Après les Jeunes agriculteurs et la Coordination rurale, c'est au tour de la FNSEA et de la Confédération paysanne d'être reçues par le Premier ministre Sébastien Lecornu à Matignon. Parmi les causes de cette grogne : l'épidémie de dermatose nodulaire contagieuse (DNC) touchant les bovins, la chute des prix du blé et le coût élevé des engrais. Ces problèmes sont exacerbés par une menace de concurrence accrue en provenance des pays sud-américains du Mercosur, suscitant un profond mécontentement, que même les propositions récentes du gouvernement n'ont pas réussi à apaiser.
Les arrêtés préfectoraux interdisant les convois de tracteurs à travers une large partie de la France jusqu'à jeudi sont perçus comme une tentative de freiner les projets de blocages prévus, notamment à Paris, déjà lourdement impactée par la neige et le verglas. Malgré cela, Bertrand Venteau, président de la Coordination rurale, a affirmé que l'organisation ignorera ces interdictions : « Nous irons porter nos doléances à Paris, de manière pacifique, même au risque de quelques arrestations. » La Coordination rurale prévoit déjà de faire converger ses cortèges vers la capitale dès jeudi.

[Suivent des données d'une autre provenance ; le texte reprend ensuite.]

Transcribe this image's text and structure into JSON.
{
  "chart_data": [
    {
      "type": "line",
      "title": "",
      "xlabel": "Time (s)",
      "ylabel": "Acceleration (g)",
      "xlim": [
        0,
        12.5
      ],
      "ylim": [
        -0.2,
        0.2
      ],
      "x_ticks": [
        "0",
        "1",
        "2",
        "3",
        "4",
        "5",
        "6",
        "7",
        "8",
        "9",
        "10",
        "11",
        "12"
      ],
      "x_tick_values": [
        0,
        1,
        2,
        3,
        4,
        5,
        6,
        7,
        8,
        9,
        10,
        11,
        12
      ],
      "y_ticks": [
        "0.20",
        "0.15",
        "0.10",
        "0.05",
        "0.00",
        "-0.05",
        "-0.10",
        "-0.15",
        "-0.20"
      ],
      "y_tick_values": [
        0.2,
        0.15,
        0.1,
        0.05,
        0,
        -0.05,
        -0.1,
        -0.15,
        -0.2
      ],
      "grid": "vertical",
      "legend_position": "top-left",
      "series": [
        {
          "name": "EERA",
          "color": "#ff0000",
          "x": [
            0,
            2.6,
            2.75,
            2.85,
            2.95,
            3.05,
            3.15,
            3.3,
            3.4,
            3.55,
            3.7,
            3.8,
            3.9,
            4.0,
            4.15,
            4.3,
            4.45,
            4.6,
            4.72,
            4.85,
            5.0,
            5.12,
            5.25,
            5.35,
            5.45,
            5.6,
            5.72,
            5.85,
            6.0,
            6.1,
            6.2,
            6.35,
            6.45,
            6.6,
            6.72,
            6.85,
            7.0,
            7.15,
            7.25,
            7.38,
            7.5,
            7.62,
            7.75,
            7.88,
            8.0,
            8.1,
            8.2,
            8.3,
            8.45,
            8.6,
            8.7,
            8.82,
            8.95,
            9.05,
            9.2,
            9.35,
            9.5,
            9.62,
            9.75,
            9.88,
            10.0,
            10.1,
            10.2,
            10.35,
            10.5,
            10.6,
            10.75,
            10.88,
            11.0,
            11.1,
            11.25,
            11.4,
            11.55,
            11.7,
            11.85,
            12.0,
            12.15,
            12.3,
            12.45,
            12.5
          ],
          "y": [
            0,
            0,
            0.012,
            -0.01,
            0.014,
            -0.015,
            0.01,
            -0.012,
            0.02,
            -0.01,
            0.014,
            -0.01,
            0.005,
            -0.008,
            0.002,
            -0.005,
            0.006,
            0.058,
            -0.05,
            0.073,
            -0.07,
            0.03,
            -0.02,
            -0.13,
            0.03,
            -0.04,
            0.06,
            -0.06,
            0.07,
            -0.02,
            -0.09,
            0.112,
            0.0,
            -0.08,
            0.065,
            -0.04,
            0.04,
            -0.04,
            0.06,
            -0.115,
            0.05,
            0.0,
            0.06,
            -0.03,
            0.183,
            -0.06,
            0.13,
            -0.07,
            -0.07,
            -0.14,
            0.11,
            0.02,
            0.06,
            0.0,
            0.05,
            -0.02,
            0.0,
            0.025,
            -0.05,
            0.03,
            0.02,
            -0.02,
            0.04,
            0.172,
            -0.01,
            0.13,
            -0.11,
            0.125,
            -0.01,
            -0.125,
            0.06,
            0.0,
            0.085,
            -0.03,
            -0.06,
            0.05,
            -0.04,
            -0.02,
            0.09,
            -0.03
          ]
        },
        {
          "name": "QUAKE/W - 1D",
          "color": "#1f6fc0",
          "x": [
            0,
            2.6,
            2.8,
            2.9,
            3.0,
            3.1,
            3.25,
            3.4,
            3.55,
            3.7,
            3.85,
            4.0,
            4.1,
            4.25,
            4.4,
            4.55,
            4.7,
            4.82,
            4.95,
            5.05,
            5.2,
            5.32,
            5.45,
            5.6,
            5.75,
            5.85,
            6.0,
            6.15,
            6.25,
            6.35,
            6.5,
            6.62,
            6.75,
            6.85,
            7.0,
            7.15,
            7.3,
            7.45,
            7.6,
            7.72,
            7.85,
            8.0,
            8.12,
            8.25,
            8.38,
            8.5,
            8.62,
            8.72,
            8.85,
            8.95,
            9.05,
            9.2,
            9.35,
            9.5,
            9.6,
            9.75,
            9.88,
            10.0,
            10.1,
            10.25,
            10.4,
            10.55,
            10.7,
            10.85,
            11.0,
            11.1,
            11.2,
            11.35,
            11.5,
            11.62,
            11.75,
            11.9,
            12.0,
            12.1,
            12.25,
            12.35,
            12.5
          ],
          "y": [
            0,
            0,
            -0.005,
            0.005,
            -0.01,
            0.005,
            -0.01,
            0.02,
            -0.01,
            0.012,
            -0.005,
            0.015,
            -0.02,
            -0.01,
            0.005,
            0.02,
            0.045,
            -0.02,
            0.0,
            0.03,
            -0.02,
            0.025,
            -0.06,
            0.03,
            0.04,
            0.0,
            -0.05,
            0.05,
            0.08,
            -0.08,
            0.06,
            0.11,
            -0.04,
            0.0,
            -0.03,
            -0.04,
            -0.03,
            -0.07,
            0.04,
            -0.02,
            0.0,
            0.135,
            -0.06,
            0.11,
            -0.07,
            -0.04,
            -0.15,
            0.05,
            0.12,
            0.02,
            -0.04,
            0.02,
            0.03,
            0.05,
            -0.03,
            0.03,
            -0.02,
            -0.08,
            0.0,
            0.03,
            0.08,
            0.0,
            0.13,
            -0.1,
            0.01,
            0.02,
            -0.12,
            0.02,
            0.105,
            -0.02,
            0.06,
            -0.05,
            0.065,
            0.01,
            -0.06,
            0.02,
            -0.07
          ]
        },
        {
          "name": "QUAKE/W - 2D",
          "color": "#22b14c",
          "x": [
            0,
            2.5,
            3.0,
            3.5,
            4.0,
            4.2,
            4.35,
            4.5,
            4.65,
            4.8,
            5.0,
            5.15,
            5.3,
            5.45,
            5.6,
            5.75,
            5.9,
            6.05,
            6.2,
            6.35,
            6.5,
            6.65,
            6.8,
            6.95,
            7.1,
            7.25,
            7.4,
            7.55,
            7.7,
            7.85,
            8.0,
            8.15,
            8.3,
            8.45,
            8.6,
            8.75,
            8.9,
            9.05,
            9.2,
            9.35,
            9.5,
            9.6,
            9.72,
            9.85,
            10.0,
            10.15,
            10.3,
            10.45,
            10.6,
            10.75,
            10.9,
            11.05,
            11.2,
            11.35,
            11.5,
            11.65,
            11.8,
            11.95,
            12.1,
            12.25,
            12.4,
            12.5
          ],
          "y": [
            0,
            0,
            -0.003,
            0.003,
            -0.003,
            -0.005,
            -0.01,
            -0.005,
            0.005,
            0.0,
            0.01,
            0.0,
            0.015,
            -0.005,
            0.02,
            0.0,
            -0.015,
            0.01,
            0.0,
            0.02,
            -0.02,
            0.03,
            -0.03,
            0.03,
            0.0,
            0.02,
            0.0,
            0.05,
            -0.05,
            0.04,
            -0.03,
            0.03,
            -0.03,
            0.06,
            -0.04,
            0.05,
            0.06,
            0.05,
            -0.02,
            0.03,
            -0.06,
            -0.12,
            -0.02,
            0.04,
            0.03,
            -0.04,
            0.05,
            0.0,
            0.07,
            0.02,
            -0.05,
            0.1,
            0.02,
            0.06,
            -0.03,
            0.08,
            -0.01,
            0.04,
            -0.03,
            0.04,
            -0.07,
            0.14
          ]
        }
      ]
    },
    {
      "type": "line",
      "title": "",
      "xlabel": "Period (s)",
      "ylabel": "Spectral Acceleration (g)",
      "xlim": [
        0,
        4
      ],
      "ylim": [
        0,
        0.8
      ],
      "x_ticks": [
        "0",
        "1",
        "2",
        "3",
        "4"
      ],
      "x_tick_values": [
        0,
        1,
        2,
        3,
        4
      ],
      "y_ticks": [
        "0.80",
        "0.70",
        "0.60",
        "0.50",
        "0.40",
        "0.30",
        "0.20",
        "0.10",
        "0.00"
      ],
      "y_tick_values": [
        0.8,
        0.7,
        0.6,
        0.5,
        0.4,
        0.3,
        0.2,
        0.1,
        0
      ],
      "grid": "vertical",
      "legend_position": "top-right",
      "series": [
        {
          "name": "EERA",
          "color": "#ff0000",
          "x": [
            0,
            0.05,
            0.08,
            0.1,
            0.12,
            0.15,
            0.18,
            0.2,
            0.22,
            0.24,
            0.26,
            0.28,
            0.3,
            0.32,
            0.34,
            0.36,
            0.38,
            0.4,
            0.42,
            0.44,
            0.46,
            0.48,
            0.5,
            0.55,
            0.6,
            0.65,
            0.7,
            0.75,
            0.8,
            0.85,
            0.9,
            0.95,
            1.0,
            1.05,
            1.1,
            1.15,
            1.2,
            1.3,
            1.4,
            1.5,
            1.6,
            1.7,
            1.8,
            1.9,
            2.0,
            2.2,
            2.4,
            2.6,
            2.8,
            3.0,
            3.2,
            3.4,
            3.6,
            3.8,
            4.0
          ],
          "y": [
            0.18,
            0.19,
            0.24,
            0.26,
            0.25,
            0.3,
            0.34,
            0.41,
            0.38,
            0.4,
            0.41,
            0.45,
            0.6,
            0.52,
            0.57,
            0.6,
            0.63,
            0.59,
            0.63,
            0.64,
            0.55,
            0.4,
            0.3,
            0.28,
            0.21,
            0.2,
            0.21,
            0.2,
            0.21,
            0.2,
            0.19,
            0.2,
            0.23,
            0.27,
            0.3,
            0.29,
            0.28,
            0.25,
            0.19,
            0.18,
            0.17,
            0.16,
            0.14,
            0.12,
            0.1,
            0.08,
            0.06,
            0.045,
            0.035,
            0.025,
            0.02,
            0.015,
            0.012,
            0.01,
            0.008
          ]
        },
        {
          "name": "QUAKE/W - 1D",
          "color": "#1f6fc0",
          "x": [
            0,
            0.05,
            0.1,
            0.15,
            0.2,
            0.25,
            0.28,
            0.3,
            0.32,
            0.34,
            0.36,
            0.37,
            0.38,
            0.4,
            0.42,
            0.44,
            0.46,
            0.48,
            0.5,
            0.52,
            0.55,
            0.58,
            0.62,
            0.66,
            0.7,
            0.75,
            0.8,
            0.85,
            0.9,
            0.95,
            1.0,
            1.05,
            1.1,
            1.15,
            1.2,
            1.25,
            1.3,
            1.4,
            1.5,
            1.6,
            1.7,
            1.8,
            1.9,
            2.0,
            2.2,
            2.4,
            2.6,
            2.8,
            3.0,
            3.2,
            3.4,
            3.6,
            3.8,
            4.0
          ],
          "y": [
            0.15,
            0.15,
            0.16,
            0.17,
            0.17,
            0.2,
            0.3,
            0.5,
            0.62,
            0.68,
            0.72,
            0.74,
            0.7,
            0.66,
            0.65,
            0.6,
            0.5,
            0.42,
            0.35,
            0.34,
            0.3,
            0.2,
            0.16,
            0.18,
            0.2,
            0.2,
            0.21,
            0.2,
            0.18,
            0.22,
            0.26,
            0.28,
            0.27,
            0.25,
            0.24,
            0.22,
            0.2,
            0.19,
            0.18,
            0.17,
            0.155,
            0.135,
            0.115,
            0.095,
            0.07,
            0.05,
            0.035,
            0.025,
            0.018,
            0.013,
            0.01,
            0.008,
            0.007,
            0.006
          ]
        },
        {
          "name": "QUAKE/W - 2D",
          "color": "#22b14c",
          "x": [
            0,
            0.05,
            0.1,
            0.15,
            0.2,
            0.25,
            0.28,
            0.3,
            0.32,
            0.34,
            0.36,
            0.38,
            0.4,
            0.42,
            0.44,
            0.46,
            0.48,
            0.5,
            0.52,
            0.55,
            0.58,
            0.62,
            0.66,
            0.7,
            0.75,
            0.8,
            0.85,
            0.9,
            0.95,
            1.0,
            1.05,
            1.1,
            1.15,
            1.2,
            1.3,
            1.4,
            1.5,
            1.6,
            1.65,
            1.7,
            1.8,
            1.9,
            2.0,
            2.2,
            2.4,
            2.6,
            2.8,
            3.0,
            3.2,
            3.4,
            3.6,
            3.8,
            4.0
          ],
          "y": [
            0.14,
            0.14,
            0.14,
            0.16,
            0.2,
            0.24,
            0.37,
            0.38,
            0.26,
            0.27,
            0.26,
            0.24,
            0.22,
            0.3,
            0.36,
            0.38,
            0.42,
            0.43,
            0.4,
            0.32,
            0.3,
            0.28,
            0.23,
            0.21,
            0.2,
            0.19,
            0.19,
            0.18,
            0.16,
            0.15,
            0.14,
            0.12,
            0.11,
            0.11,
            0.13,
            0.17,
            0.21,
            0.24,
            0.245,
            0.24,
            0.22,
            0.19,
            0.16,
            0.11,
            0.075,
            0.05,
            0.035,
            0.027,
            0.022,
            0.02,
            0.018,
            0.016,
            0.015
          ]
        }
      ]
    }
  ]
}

Bien que la FNSEA ait prononcé un appel à la mobilisation nationale, ses actions semblent jusqu'à présent être plutôt localisées. Des blocages ont été signalés par la gendarmerie sur plusieurs autoroutes, dont l'A75, l'A64 et l'A7, témoignant d'un ras-le-bol général des agriculteurs.
En réponse à cette situation de crise, Sébastien Lecornu a récemment sollicité l'Union européenne pour qu'elle renforce les contrôles aux frontières concernant les produits agricoles ne respectant pas les normes sanitaires en vigueur. De plus, le gouvernement a annoncé son intention de suspendre l'importation de fruits et légumes d'Amérique du Sud contenant des résidus de produits phytosanitaires interdits en Europe. Toutefois, ces engagements sont jugés insuffisants par les syndicats, qui restent en deçà des attentes des agriculteurs, incitant à une poursuite des tensions et des revendications sur le terrain.